I am NOW fully recovered from a bout of pain and inconvenience and trust you will be edified by the latest edition of The Almanac.
Master Peregrine has offered another selection of humorous quips (his words) and I have coloured these in so the serious-minded reader can pass over them and concentrate on weightier matters.
No murders this week but I do reveal the injuries caused by…
It is NATURAL for any woman to want to look her best , but do not be TEMPTED to wash your hair except in cases of EXTREMNE emergency. (For example, getting caught in the middle of a cow dung fight in a field. Farm boys have a very odd sense of humour.)
Wetting it with water promotes catarrh and headaches. It can even cause the root to swell, making hair lifeless, prone to breaking and even – dread thought! – falling out.
If you must, use rosemary water which is easily made by pouring boiling water over handfuls of the herb, and straining it after it has cooled.
When were there only two vowels?
In the days of No-a and his ark, before U and I were born
Never use soap on your hair.
I repeat NEVER use soap.
It will leave it dry and brittle and make your scalp scratchy and sore.
It will also impart a greenish tinge to light coloured hair. Not a good look.

CLEANING your hair thoroughly, however, has never been more important.
We reside in dirty, sooty town and cities and in the countryside we live alongside nature and sometimes nature wants to get even closer.
Morning and night drape a cloth around your shoulders on which to spread your hair. Use your fingers to get rid of snarls and knots and comb out any remaining tangles. Then pick up your brush.
A thorough brushing will take a full five minutes and will not only remove the daily debris (have a look at the cloth afterwards – you will be surprised what you find) but also spread natural hair oils along each strand right to the tips.
The result is clean, glossy hair.
If you find nature has been a little mean when it comes to fluids I am not against using a little castor oil to which you can add herbs for a more pleasant aroma. But I am an opponent of mutton fat. It should come nowhere near your head, except perhaps your lips.
What is the difference between a beehive and a diseased potato?
None. They are both quite the same as one is a beeholder and the other is a speck’d tatur.
St Rocco Feast day August 16
In the last edition I mentioned a MOST untrustworthy saint who became the patron of MAD dogs and deserved no better. This time came I want to introduce the patron saint of ordinary dogs – the kind you can pat on the head WITHOUT having your hand ripped off.
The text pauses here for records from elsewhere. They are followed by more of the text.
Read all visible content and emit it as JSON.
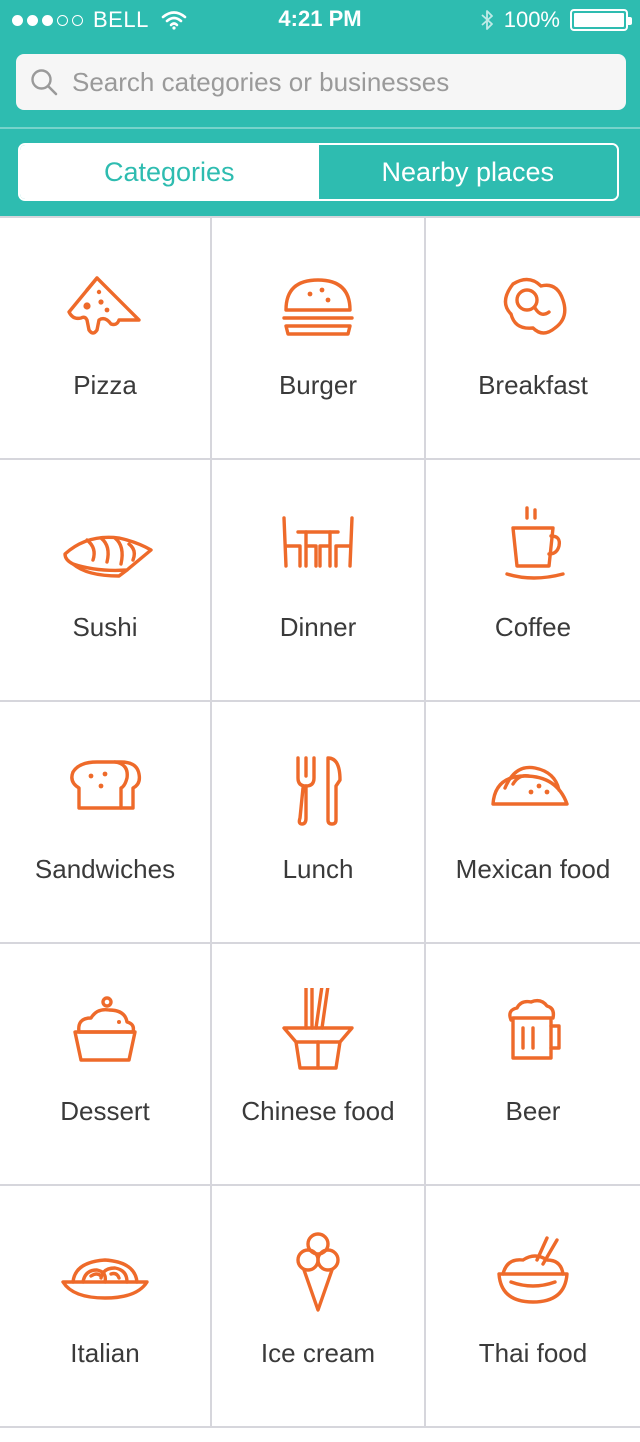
{
  "status_bar": {
    "carrier": "BELL",
    "time": "4:21 PM",
    "battery": "100%",
    "signal_bars_filled": 3,
    "signal_bars_total": 5
  },
  "search": {
    "placeholder": "Search categories or businesses",
    "icon": "search-icon"
  },
  "tabs": [
    {
      "label": "Categories",
      "active": true
    },
    {
      "label": "Nearby places",
      "active": false
    }
  ],
  "categories": [
    {
      "label": "Pizza",
      "icon": "pizza-icon"
    },
    {
      "label": "Burger",
      "icon": "burger-icon"
    },
    {
      "label": "Breakfast",
      "icon": "egg-icon"
    },
    {
      "label": "Sushi",
      "icon": "sushi-icon"
    },
    {
      "label": "Dinner",
      "icon": "table-chairs-icon"
    },
    {
      "label": "Coffee",
      "icon": "coffee-cup-icon"
    },
    {
      "label": "Sandwiches",
      "icon": "bread-icon"
    },
    {
      "label": "Lunch",
      "icon": "fork-knife-icon"
    },
    {
      "label": "Mexican food",
      "icon": "taco-icon"
    },
    {
      "label": "Dessert",
      "icon": "cupcake-icon"
    },
    {
      "label": "Chinese food",
      "icon": "takeout-box-icon"
    },
    {
      "label": "Beer",
      "icon": "beer-mug-icon"
    },
    {
      "label": "Italian",
      "icon": "pasta-plate-icon"
    },
    {
      "label": "Ice cream",
      "icon": "ice-cream-icon"
    },
    {
      "label": "Thai food",
      "icon": "rice-bowl-icon"
    }
  ],
  "colors": {
    "accent": "#2ebcb0",
    "icon": "#ee6a2a",
    "grid_line": "#d6d6dc"
  }
}
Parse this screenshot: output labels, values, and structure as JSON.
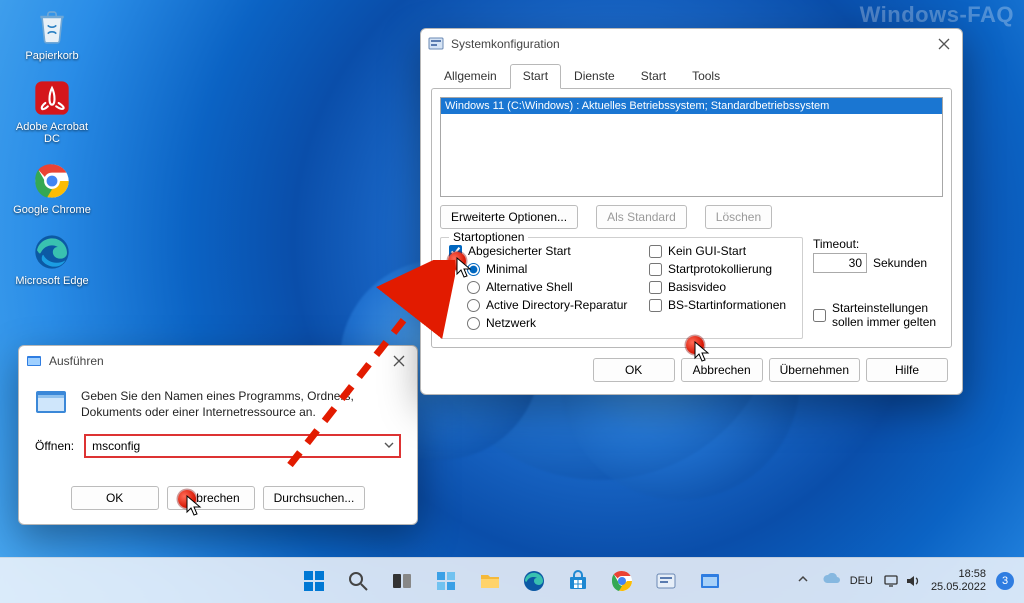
{
  "watermark": "Windows-FAQ",
  "desktop": {
    "icons": [
      {
        "id": "recycle-bin",
        "label": "Papierkorb"
      },
      {
        "id": "acrobat",
        "label": "Adobe Acrobat DC"
      },
      {
        "id": "chrome",
        "label": "Google Chrome"
      },
      {
        "id": "edge",
        "label": "Microsoft Edge"
      }
    ]
  },
  "run_dialog": {
    "title": "Ausführen",
    "description": "Geben Sie den Namen eines Programms, Ordners, Dokuments oder einer Internetressource an.",
    "open_label": "Öffnen:",
    "open_value": "msconfig",
    "buttons": {
      "ok": "OK",
      "cancel": "Abbrechen",
      "browse": "Durchsuchen..."
    }
  },
  "sysconfig": {
    "title": "Systemkonfiguration",
    "tabs": [
      "Allgemein",
      "Start",
      "Dienste",
      "Start",
      "Tools"
    ],
    "active_tab_index": 1,
    "os_entry": "Windows 11 (C:\\Windows) : Aktuelles Betriebssystem; Standardbetriebssystem",
    "mid_buttons": {
      "advanced": "Erweiterte Optionen...",
      "default": "Als Standard",
      "delete": "Löschen"
    },
    "startoptionen_legend": "Startoptionen",
    "safe_boot": {
      "label": "Abgesicherter Start",
      "checked": true,
      "modes": {
        "minimal": "Minimal",
        "altshell": "Alternative Shell",
        "adrepair": "Active Directory-Reparatur",
        "network": "Netzwerk"
      },
      "selected_mode": "minimal"
    },
    "right_checks": {
      "nogui": "Kein GUI-Start",
      "bootlog": "Startprotokollierung",
      "basevideo": "Basisvideo",
      "osbootinfo": "BS-Startinformationen"
    },
    "timeout": {
      "label": "Timeout:",
      "value": "30",
      "unit": "Sekunden"
    },
    "persist_label": "Starteinstellungen sollen immer gelten",
    "dlg_buttons": {
      "ok": "OK",
      "cancel": "Abbrechen",
      "apply": "Übernehmen",
      "help": "Hilfe"
    }
  },
  "taskbar": {
    "lang": "DEU",
    "time": "18:58",
    "date": "25.05.2022",
    "badge": "3"
  }
}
St Rocco sounds a thoroughly decent chap except, to be honest, I don’t think he had the SENSE he was born with, but more on that later.
He came from a wealthy family in Montpellier, France and had an UNUSUAL birthmark – the sign of the cross on his chest. Then the inevitable happened: his parents died, he renounced riches and power and went on long journeys doing good. This was the time of the plague and doing good meant nursing victims of the BLACK DEATH.
It was said he could cure by simply making the sign of the cross. On the way back home, he caught the plague himself and holed up in a cave waiting to die.
He didn’t because a dog he didn’t know or TRAIN visited him every day with food.

Paintings of the saint usually show him next to a dog with a loaf in its mouth and his LEFT leg bare to indicate where the plague boils festered.
That would be enough for one man/saint but when he got home to Montpellier he was THROWN in prison by his uncle who didn’t recognise him and thought he was a spy. Aha, you might think, that’s where the birthmark comes in.
Not a bit of it!
Rocco was in prison for five years and the birthmark was only discovered AFTER his death.
You’d think he would have had the wit to say SOMETHING or leave his tunic hanging open.
There you have it: patron saint of dogs, the plague, pandemics and Batchelors. I would add mistaken identity and those who are a bit SLOW coming forward.
What tune is best?
Fortune, especially when made up of sovereigns
Perhaps I am being UNFAIR to poor St Rocco. Perhaps he was just a tad dumfungled from all his good deeds and being ill himself. It is a VERY good word to use about anyone who is worn out and entirely drained of energy.
Dear Reader
You MAY be interested to know that I shall be in Brunswick Square in West Brighton, near the village of Hove, next Saturday 19th August with fellow members of staff. There is a festival going on from 12 noon until past my bedtime. Do come by and say Good Day but best make it before 4pm after which time I shall be thoroughly dumfungled myself.
The Regency Town House is also OPEN all next weekend. You may go in and look (the Mistress is away at the moment.)

I must sign off now as there is a good deal of housework to be done between NOW and then.
Your Obedient Servant
Mrs Finnegan

thank you for the extremely important hair warnings, I will commence with getting a towel over my shoulders and heartily give my hair a good brushing, hoping to rid it of all of the day’s debris
Do let us know if you find anything interesting.